Pretraining with Re-parametrized Self-Attention: Unlocking Generalizationin SNN-Based Neural Decoding Across Time, Brains, and Tasks
Abstract
The emergence of large-scale neural activity datasets provides new opportunities to enhance the generalization of neural decoding models. However, it remains a practical challenge to design neural decoders for fully implantable brain-machine interfaces (iBMIs) that achieve high accuracy, strong generalization, and low computational cost, which are essential for reliable, long-term deployment under strict power and hardware constraints. To address this, we propose the Re-parametrized self-Attention Spiking Neural Network (RAT SNN) with a cross-condition pretraining framework to integrate neural variability and adapt to stringent computational constraints. Specifically, our approach introduces multi-timescale dynamic spiking neurons to capture the complex temporal variability of neural activity. And we refine spike-driven attention within a lightweight, re-parameterized architecture that enables accumulate-only operations between spiking neurons without sacrificing decoding accuracy. Furthermore, we develop a stepwise training pipeline to systematically integrate neural variability across conditions, including neural temporal drift, subjects and tasks. Building on these advances, we construct a pretrained model capable of rapid generalization to unseen conditions with high performance.

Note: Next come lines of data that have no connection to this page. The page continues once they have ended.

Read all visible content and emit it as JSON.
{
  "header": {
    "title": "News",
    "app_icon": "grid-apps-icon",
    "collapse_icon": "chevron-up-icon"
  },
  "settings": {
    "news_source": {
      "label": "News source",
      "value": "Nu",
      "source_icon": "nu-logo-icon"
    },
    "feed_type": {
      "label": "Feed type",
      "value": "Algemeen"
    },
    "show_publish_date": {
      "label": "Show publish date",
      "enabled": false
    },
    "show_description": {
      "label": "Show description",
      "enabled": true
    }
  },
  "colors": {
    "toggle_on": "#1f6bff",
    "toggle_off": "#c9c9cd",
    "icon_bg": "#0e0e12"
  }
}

We demonstrate that RAT SNN consistently outperforms leading SNN baselines and matches the performance of state-of-the-art artificial neural network (ANN) models in terms of decoding accuracy with much lower computational cost under both seen and unseen conditions across various datasets. Collectively, Pretrained-RAT SNN represents a high-performance, highly generalizable, and energy-efficient prototype of an SNN foundation model for fully iBMI. Code is available at RAT SNN GitHub.